A new treatment strategy for jugular foramen tumors using radiosurgery is reported. Six jugular foramen tumors, including 2 glomus tumors and 4 lower cranial neurinomas, were involved. Among them only one tumor was confined in the jugular foramen, but the others extended into the posterior fossa, the upper cervical portion or both. As an initial treatment, 3 cases underwent operative resection from suboccipital or transcervical route. The tumor sizes at radiosurgery ranged from 14.3 to 36.1 mm with a mean of 22.4 mm in diameter. They were treated with a marginal dose between 13 to 16.5 Gy (mean 15.6 Gy). Follow-up MRI showed an apparent tumor shrinkage in 4 and no change in 2. Central tumor necrosis was found in 4 cases, but tumor progression was never observed in the mean follow-up period of 19 months. No complication occurred during and after the radiosurgery. These results indicate that radiosurgery is effective for the control of jugular foramen tumors with acceptable risk. Large tumors extending to the upper cervical portion and posterior fossa can be treated by operative resection combined with radiosurgery.

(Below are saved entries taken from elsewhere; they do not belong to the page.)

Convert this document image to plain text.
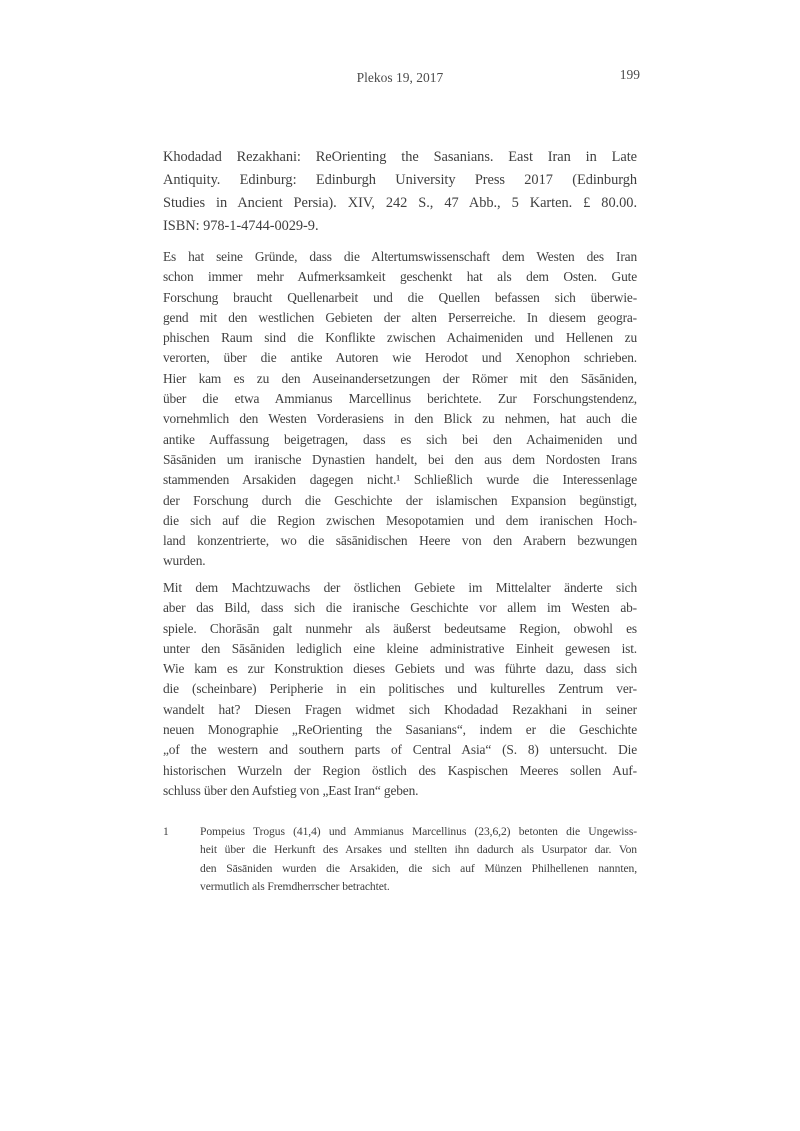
Plekos 19, 2017	199
Khodadad Rezakhani: ReOrienting the Sasanians. East Iran in Late
Antiquity. Edinburg: Edinburgh University Press 2017 (Edinburgh
Studies in Ancient Persia). XIV, 242 S., 47 Abb., 5 Karten. £ 80.00.
ISBN: 978-1-4744-0029-9.
Es hat seine Gründe, dass die Altertumswissenschaft dem Westen des Iran
schon immer mehr Aufmerksamkeit geschenkt hat als dem Osten. Gute
Forschung braucht Quellenarbeit und die Quellen befassen sich überwie-
gend mit den westlichen Gebieten der alten Perserreiche. In diesem geogra-
phischen Raum sind die Konflikte zwischen Achaimeniden und Hellenen zu
verorten, über die antike Autoren wie Herodot und Xenophon schrieben.
Hier kam es zu den Auseinandersetzungen der Römer mit den Sāsāniden,
über die etwa Ammianus Marcellinus berichtete. Zur Forschungstendenz,
vornehmlich den Westen Vorderasiens in den Blick zu nehmen, hat auch die
antike Auffassung beigetragen, dass es sich bei den Achaimeniden und
Sāsāniden um iranische Dynastien handelt, bei den aus dem Nordosten Irans
stammenden Arsakiden dagegen nicht.¹ Schließlich wurde die Interessenlage
der Forschung durch die Geschichte der islamischen Expansion begünstigt,
die sich auf die Region zwischen Mesopotamien und dem iranischen Hoch-
land konzentrierte, wo die sāsānidischen Heere von den Arabern bezwungen
wurden.
Mit dem Machtzuwachs der östlichen Gebiete im Mittelalter änderte sich
aber das Bild, dass sich die iranische Geschichte vor allem im Westen ab-
spiele. Chorāsān galt nunmehr als äußerst bedeutsame Region, obwohl es
unter den Sāsāniden lediglich eine kleine administrative Einheit gewesen ist.
Wie kam es zur Konstruktion dieses Gebiets und was führte dazu, dass sich
die (scheinbare) Peripherie in ein politisches und kulturelles Zentrum ver-
wandelt hat? Diesen Fragen widmet sich Khodadad Rezakhani in seiner
neuen Monographie „ReOrienting the Sasanians“, indem er die Geschichte
„of the western and southern parts of Central Asia“ (S. 8) untersucht. Die
historischen Wurzeln der Region östlich des Kaspischen Meeres sollen Auf-
schluss über den Aufstieg von „East Iran“ geben.
1	Pompeius Trogus (41,4) und Ammianus Marcellinus (23,6,2) betonten die Ungewiss-
heit über die Herkunft des Arsakes und stellten ihn dadurch als Usurpator dar. Von
den Sāsāniden wurden die Arsakiden, die sich auf Münzen Philhellenen nannten,
vermutlich als Fremdherrscher betrachtet.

本文报道了一种使用放射外科治疗颈静脉孔区肿瘤的新策略。纳入了6例颈静脉孔区肿瘤,包括2例颈静脉球瘤和4例下颅神经鞘瘤。其中仅1例肿瘤局限于颈静脉孔内,其他肿瘤则延伸至后颅窝、上颈部或两者。作为初始治疗,3例患者接受了枕下或经颈入路的手术切除。放射外科治疗时肿瘤大小直径范围为14.3至36.1mm,平均为22.4mm。给予边缘剂量13至16.5Gy(平均15.6Gy)进行治疗。随访MRI显示4例肿瘤明显缩小,2例无变化。4例出现肿瘤中央坏死,但在平均19个月的随访期内未观察到肿瘤进展。放射外科治疗期间及治疗后均未发生并发症。这些结果表明,放射外科治疗颈静脉孔区肿瘤有效且风险可接受。延伸至上颈部和后颅窝的大型肿瘤可通过手术切除联合放射外科治疗。